All of which underlines the important role personality types play in encouraging innovation in our organisations. A recent study makes the combustible claim that women are actually better at doing this than men.
The researchers analysed eight distinct managerial behaviours that they believe promote and support innovation at work. With those eight behaviours identified, they then looked at whether competence in each area corresponded with innovation excellence in that manager’s team. With over 1,300 people from 19 countries included in the research, it’s a comprehensive exploration of what is required to support innovation.
The eight behaviours they were hunting for in managers were:
- Willingness to challenge their team, by giving them difficult problems to solve, ambitious goals to attain, but also the support required to help in doing so.
- The managers encourage and support their employees in broadening their skills and knowledge, often in areas significantly outside of their comfort zones.
- They encourage and facilitate the capture of ideas and insights by providing them with the tools and support to do so.
- They assemble diverse teams and utilise brainstorming and other techniques to ensure that their collective intelligence is maximised.
- They ensure that their own behaviours mirror that which they are expecting to see from their team (i.e. they walk the walk).
- They provide all the resources required to ensure creative functioning.
- They ensure the physical and social workplace is such that employees are kept alert and on their toes.
- They provide plentiful positive feedback and recognition to those employees that deliver and contribute new ideas.
It transpired that most managers are pretty bad at actually doing many of these things, with many lacking skills in at least 6 of those 8 areas. The one glimmer of hope was in the delivery of feedback and support for development, in which managers performed most successfully on average. Interestingly however, those areas were also where managers believed they had little impact on the innovative capabilities of their staff. Alas, it also emerged that the areas managers believed were hugely effective, were also areas they scored badly in.
Interestingly however, the managers that scored highest were usually women. The study found that women bosses were out performing their male peers in all eight of the characteristics identified above. Every, single, one. Why was this?
The researchers believe that the incredible performance by the female managers was because the characteristics that epitomised innovation were often more evident in women than men.
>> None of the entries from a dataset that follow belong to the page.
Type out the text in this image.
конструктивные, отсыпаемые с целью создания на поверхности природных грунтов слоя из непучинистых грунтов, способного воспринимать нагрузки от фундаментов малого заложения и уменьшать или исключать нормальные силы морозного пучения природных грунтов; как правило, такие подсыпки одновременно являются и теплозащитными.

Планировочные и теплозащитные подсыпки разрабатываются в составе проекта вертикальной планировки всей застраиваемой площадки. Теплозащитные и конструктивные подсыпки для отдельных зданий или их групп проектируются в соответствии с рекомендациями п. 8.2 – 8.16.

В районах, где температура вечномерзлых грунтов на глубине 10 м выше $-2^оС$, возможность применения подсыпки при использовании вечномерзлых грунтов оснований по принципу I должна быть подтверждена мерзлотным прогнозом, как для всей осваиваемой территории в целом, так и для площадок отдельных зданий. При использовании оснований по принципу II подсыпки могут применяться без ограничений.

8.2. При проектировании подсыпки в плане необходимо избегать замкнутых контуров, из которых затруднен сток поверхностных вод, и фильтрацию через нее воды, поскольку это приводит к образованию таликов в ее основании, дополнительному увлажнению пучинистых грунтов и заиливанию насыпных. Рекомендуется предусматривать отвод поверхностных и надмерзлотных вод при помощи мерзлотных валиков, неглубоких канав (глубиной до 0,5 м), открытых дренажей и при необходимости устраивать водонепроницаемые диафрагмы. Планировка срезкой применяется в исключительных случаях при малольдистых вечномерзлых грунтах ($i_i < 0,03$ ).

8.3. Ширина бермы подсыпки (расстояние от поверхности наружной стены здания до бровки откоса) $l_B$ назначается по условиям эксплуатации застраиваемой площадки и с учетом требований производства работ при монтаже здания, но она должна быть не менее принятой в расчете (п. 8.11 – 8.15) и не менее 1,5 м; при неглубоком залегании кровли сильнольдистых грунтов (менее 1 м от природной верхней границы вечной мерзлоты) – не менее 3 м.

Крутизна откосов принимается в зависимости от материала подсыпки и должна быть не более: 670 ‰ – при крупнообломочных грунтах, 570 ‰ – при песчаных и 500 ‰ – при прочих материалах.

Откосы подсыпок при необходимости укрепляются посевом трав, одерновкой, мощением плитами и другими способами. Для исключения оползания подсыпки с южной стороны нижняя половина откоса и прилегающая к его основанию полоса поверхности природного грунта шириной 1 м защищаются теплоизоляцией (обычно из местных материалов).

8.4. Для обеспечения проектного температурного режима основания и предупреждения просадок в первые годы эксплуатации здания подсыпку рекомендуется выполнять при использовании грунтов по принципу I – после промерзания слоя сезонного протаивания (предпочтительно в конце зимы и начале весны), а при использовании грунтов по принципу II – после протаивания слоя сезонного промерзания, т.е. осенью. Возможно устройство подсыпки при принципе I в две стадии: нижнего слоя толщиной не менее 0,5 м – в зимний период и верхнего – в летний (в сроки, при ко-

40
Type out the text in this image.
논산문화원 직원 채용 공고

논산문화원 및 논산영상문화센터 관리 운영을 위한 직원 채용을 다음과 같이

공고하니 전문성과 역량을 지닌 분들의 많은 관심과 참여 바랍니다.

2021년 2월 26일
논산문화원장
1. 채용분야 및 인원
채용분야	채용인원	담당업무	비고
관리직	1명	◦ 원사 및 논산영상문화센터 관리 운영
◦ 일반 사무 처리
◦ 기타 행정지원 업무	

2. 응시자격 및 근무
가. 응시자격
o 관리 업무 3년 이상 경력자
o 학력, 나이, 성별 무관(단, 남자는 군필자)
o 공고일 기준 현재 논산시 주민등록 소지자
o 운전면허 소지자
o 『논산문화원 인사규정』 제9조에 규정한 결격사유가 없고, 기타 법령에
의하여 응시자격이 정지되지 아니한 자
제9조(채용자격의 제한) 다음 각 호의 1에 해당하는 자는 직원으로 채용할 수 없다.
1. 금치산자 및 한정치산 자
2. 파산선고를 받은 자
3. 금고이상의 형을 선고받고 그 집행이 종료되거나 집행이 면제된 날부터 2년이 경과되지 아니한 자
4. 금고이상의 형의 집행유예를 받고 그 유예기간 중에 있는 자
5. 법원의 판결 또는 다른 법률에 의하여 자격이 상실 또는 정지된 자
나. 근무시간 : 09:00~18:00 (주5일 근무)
They went on to suggest that women were also better at seeing the wider picture, and understood that innovation is part of an organisation wide effort to improve.
The research concludes by suggesting that training for managers on innovation is crucial to its success. They revealed that when managers were trained on innovative behaviours, they almost all scored higher on subsequent analysis, even if the training didn’t touch specifically on the eight behaviours highlighted above.
How well does your boss score on these characteristics?